Insurance companies and their defense law firms were disappointed when the Florida Supreme Court ruled in late June that GEICO could not withhold benefits to a policyholder in a pre-2012 auto case based on the policyholder’s unwillingness to attend an EUO.
In the matter Merly Nunez v. GEICO General Insurance Company, the Florida Supreme Court was asked by the U.S. Court of Appeals for the Eleventh Circuit to rule on, “[w]hether, under FLA. STAT. § 627.736, an insurer can require an insured to attend an [examination under oath] as a condition precedent to recovery of [personal injury protection] benefits?”
The Court’s answer was in the negative, in a split 5-2 vote. The majority ruled that, “[t]he Florida No-Fault statute is mandatory and does not recognize such a condition. It is therefore invalid and contrary to the statutory terms.”
“Swift and virtually automatic payment” is the primary intent of PIP laws, notes the majority. While GEICO argued the need for fraud prevention and claims investigations, the Court viewed these actions as contrary to a fast case resolution.
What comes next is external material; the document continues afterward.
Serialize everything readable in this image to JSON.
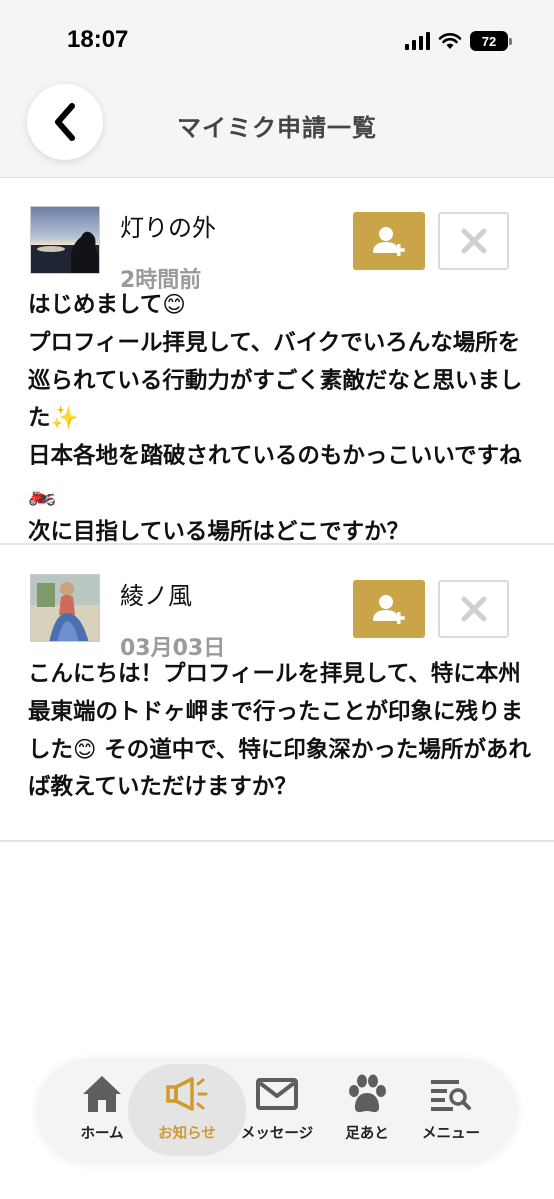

The majority opinion was written by Justice Perry, with Justices Pariente, Lewis, Quince, and Labarga concurring. Justice Canady wrote a dissenting opinion, in which Justice Polston concurred.
“Insurers have relied on the discretionary use of examinations under oath (EUOs) in appropriate cases to obtain relevant, needed information not only for the assessment of claimed losses, but for the prevention of fraud and abuse of the PIP system,” said Donovan Brown, Florida counsel and regional manager for the Property Casualty Insurers Association of America as quoted in an Insurance Journal article. “This ruling is another blow to Florida’s consumers in the fight against PIP fraud because the ruling further exposes consumers to the rampant PIP fraud that has plagued the Florida auto insurance system for far too long.”
Florida Governor Rick Scott approved changes to the state’s PIP statutes in May, 2012. As of January 1, 2013, insureds must now comply with all terms of a No-Fault policy, including any requirement to submit to an Examination Under Oath.